A1110 1110 Complete Binary Tree (25 point(s))

二叉树的建立，完全二叉树判断

1. 原文

Given a tree, you are supposed to tell if it is a complete binary tree.

Input Specification:

Each input file contains one test case. For each case, the first line gives a positive integer N (≤20) which is the total number of nodes in the tree – and hence the nodes are numbered from 0 to N−1. Then N lines follow, each corresponds to a node, and gives the indices of the left and right children of the node. If the child does not exist, a - will be put at the position.
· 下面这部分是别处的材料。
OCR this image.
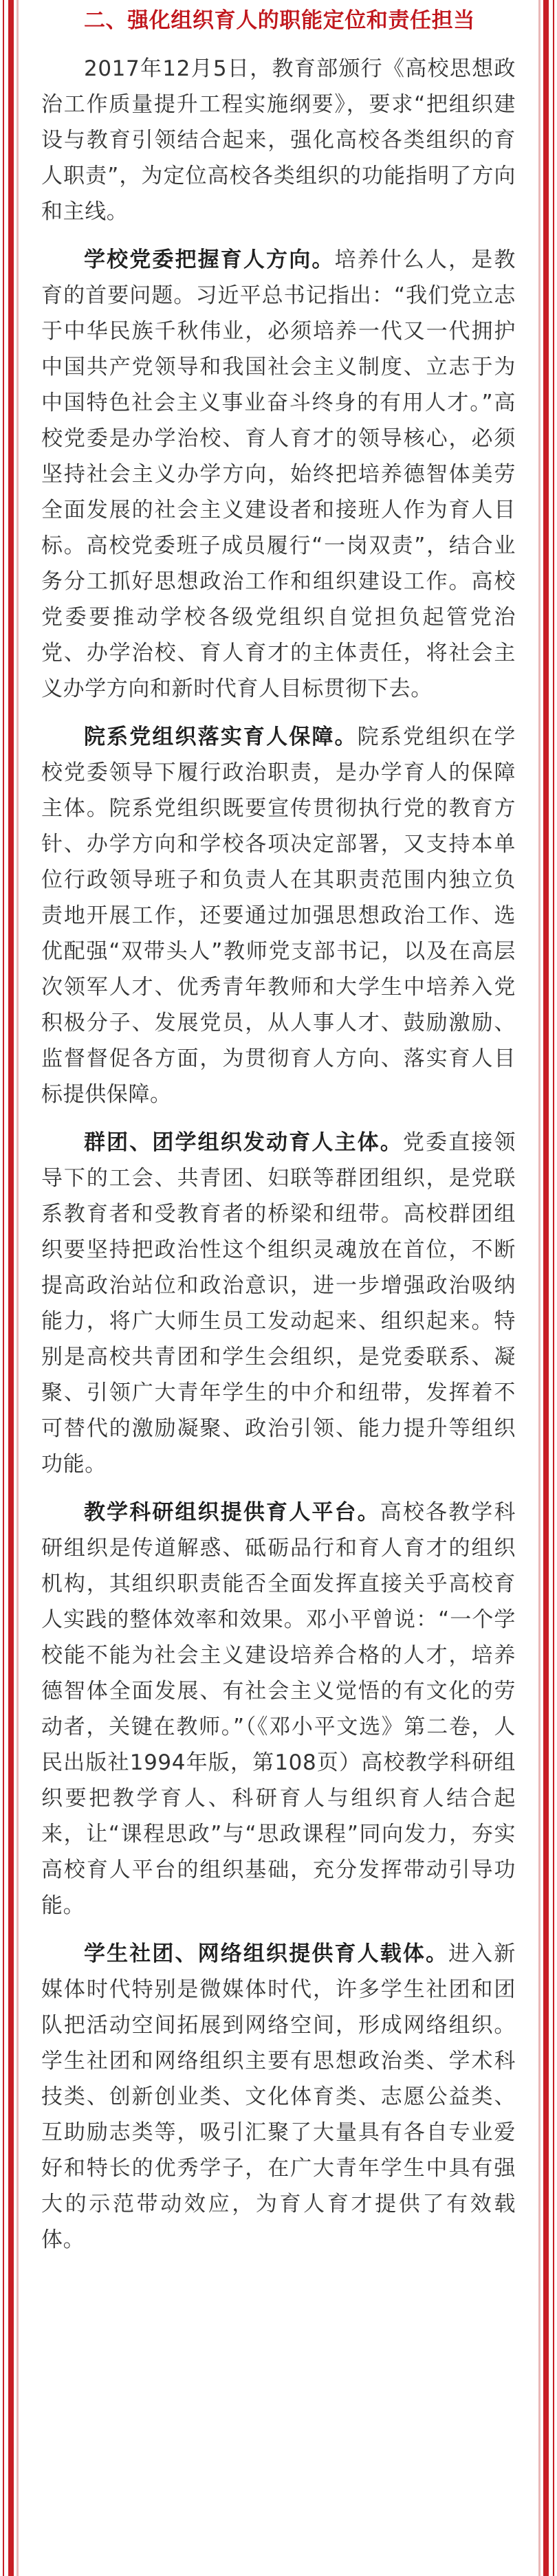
二、强化组织育人的职能定位和责任担当

2017年12月5日，教育部颁行《高校思想政治工作质量提升工程实施纲要》，要求“把组织建设与教育引领结合起来，强化高校各类组织的育人职责”，为定位高校各类组织的功能指明了方向和主线。

学校党委把握育人方向。培养什么人，是教育的首要问题。习近平总书记指出：“我们党立志于中华民族千秋伟业，必须培养一代又一代拥护中国共产党领导和我国社会主义制度、立志于为中国特色社会主义事业奋斗终身的有用人才。”高校党委是办学治校、育人育才的领导核心，必须坚持社会主义办学方向，始终把培养德智体美劳全面发展的社会主义建设者和接班人作为育人目标。高校党委班子成员履行“一岗双责”，结合业务分工抓好思想政治工作和组织建设工作。高校党委要推动学校各级党组织自觉担负起管党治党、办学治校、育人育才的主体责任，将社会主义办学方向和新时代育人目标贯彻下去。

院系党组织落实育人保障。院系党组织在学校党委领导下履行政治职责，是办学育人的保障主体。院系党组织既要宣传贯彻执行党的教育方针、办学方向和学校各项决定部署，又支持本单位行政领导班子和负责人在其职责范围内独立负责地开展工作，还要通过加强思想政治工作、选优配强“双带头人”教师党支部书记，以及在高层次领军人才、优秀青年教师和大学生中培养入党积极分子、发展党员，从人事人才、鼓励激励、监督督促各方面，为贯彻育人方向、落实育人目标提供保障。

群团、团学组织发动育人主体。党委直接领导下的工会、共青团、妇联等群团组织，是党联系教育者和受教育者的桥梁和纽带。高校群团组织要坚持把政治性这个组织灵魂放在首位，不断提高政治站位和政治意识，进一步增强政治吸纳能力，将广大师生员工发动起来、组织起来。特别是高校共青团和学生会组织，是党委联系、凝聚、引领广大青年学生的中介和纽带，发挥着不可替代的激励凝聚、政治引领、能力提升等组织功能。

教学科研组织提供育人平台。高校各教学科研组织是传道解惑、砥砺品行和育人育才的组织机构，其组织职责能否全面发挥直接关乎高校育人实践的整体效率和效果。邓小平曾说：“一个学校能不能为社会主义建设培养合格的人才，培养德智体全面发展、有社会主义觉悟的有文化的劳动者，关键在教师。”（《邓小平文选》第二卷，人民出版社1994年版，第108页）高校教学科研组织要把教学育人、科研育人与组织育人结合起来，让“课程思政”与“思政课程”同向发力，夯实高校育人平台的组织基础，充分发挥带动引导功能。

学生社团、网络组织提供育人载体。进入新媒体时代特别是微媒体时代，许多学生社团和团队把活动空间拓展到网络空间，形成网络组织。学生社团和网络组织主要有思想政治类、学术科技类、创新创业类、文化体育类、志愿公益类、互助励志类等，吸引汇聚了大量具有各自专业爱好和特长的优秀学子，在广大青年学生中具有强大的示范带动效应，为育人育才提供了有效载体。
Any pair of children are separated by a space.

output Specification:

For each case, print in one line YES and the index of the last node if the tree is a complete binary tree, or NO and the index of the root if not. There must be exactly one space separating the word and the number.

Sample Input 1:

9
7 8
- -
- -
- -
0 1
2 3
4 5
- -
- -

Sample output 1:

YES 8

Sample Input 2:

8
- -
4 5
0 6
- -
2 3
- 7
- -
- -

Sample output 2:

NO 1

2. 解析

• 查找根

  入度为0，indegree[i]

• 层序判断

   if (v[temp].lchild!=-1)
  {
  	q.push(v[temp].lchild);
  	if (flag==1)
  	{
  		complete=false;
  	}
  }else{
  	flag=1;
  }

3. AC代码

#include<cstdio>
#include<queue>
using namespace std;
char c1[5],c2[5];
struct node
{
	int lchild,rchild;
}v[30];
int getnum(char c[])
{
	int sum=0;
	for (int i = 0; c[i] != '\0'; ++i)
	{
		sum=sum*10+c[i]-'0';
	}
	return sum;
}
int indegree[30]={};
int main()
{
	int n;
	scanf("%d",&n);
	for (int i = 0; i < n; ++i)
	{
		scanf("%s%s",c1,c2);
		if (c1[0]=='-')
		{
			v[i].lchild=-1;
		}else{
			v[i].lchild=getnum(c1);
			indegree[getnum(c1)]++;
		}
		if (c2[0]=='-')
		{
			v[i].rchild=-1;
		}else{
			v[i].rchild=getnum(c2);
			indegree[getnum(c2)]++;
		}	
	}
	int root=0;
	for (int i = 0; i < n; ++i)
	{
		if (indegree[i]==0)
		{
			root=i;
			break;
		}
	}
	int flag=0;
	bool complete=true;
	queue<int> q;
	q.push(root);
	int last=0;
	while(!q.empty()){
		int temp=q.front();
		last=temp;
		q.pop();
		if (v[temp].lchild!=-1)
		{
			q.push(v[temp].lchild);
			if (flag==1)
			{
				complete=false;
			}
		}else{
			flag=1;
		}
		if (v[temp].rchild!=-1)
		{
			q.push(v[temp].rchild);
			if (flag==1)
			{
				complete=false;
			}
		}else{
			flag=1;
		}
	}
	if (complete)
	{
		printf("YES %d\n",last);
	}else{
		printf("NO %d\n",root);
	}

	return 0;
}